На другой стороне улицы, д. 15 — бывший особняк Штифтера (1912–1914, арх. Л. Л. Хойновский), славный в летописях нынешнего Петербурга: помещалось здесь (вход из подворотни) одно время кафе геев, но вскоре перебралось, под названием «Водолей», в один из павильонов кордегардий Михайловского замка по Инженерной улице.
При изобилии имен нетрудно что-то упустить, но вспомним, что на Моховой в юности жили (адреса неизвестны) Кузмин и Нижинский, а покровитель последнего, князь П. Д. Львов, в 1910-е годы перебрался с Морской на Моховую, д. 39. Дом 12 — адрес Виктора Ивановича Протейкинского, активного деятеля «Мира искусства» и Религиозно-философского общества, человека весьма целомудренного. Брат его, однако, с которым он жил на одной квартире, Александр Иванович Протейкинский, по прозвищу «Дина», считался известнейшим знатоком солдатских членов и летом даже ездил для этого в лагеря под Красным Селом. В 1900-е годы ему было за пятьдесят, был он горбатенек, но, по воспоминаниям А. Н. Бенуа, «фатоват, изящен в своих одеждах, что придавало комизма его скрюченной фигурке».

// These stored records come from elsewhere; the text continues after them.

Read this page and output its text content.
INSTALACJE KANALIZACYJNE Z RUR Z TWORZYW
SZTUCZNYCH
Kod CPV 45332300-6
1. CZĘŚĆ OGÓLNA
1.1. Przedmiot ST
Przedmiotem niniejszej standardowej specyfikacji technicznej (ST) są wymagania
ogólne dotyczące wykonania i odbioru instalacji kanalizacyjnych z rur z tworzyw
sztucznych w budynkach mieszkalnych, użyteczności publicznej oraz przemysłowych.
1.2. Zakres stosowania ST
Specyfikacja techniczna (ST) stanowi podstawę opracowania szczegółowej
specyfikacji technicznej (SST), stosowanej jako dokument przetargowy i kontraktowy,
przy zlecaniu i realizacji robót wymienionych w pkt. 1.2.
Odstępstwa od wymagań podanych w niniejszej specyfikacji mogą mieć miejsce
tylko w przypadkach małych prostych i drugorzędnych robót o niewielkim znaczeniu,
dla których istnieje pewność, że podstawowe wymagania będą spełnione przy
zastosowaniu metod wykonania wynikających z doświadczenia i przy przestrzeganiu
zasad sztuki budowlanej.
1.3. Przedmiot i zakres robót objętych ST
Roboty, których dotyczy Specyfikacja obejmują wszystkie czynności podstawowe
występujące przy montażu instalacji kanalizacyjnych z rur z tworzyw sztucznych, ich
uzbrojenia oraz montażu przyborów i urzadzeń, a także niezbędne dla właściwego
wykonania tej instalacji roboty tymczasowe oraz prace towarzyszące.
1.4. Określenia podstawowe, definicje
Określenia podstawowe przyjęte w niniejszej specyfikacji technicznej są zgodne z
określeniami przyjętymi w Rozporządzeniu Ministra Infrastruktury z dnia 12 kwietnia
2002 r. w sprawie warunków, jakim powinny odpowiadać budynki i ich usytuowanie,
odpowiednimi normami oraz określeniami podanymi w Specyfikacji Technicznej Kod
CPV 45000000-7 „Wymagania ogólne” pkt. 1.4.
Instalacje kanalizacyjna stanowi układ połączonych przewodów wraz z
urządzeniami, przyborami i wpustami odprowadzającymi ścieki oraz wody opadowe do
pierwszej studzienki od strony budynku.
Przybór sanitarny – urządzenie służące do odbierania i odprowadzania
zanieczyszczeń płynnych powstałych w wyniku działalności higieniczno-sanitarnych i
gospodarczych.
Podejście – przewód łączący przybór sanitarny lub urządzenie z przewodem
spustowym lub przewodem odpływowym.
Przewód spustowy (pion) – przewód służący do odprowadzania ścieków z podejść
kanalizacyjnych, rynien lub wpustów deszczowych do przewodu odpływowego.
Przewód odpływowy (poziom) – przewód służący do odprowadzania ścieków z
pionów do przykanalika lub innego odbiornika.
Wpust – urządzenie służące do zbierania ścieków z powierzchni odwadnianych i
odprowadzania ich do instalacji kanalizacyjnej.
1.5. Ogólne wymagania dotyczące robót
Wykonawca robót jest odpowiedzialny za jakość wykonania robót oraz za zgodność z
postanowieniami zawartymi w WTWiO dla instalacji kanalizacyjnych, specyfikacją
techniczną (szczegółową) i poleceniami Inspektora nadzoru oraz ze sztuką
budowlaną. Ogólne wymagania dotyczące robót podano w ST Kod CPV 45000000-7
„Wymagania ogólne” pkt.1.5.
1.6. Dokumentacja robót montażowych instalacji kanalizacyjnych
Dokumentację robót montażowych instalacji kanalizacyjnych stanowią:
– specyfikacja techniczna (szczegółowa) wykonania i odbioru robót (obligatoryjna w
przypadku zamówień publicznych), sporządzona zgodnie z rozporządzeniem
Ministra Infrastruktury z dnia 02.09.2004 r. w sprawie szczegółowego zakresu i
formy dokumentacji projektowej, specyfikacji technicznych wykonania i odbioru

Дом 30, на вид мало примечательный, отмечен доской с именем композитора Александра Сергеевича Даргомыжского. Тоже, в сущности, фигура подозрительная. Щупловат, одевался с претензией, но без вкуса: в голубой сюртук с красной жилеткой. С голоском столь тонким и пронзительным, что вызывал у барышень непроизвольный смех. Особенных успехов с этой стороны ожидать не приходилось.
Соседом его был крупный чиновник Владимир Федорович Пургольд, на воспитании которого находились две сиротки-племянницы, Надежда и Александра. Квартира Пургольдов привлекала музыкантов, в особенности, «кучкистов». Получили они у сестер прозвища, характерные для определения их мыслительных способностей. Кюи, например, был «Едкостью», Римский-Корсаков — «Искренностью». Мусоргский получил название «Юмора», именовали его также «Тигром». Александра, певшая на любительских концертах и занимавшаяся модной тогда мелодекламацией, пыталась женить на себе «тигра» (или «юмора») Мусоргского, но вышла, в конце концов, за художника Моласа. Сестра ее Наденька, аккомпанировавшая Саше на фортепьяно, с присущей девам душевной слепотой завела, было, роман с Чайковским, но вовремя утешилась Римским-Корсаковым.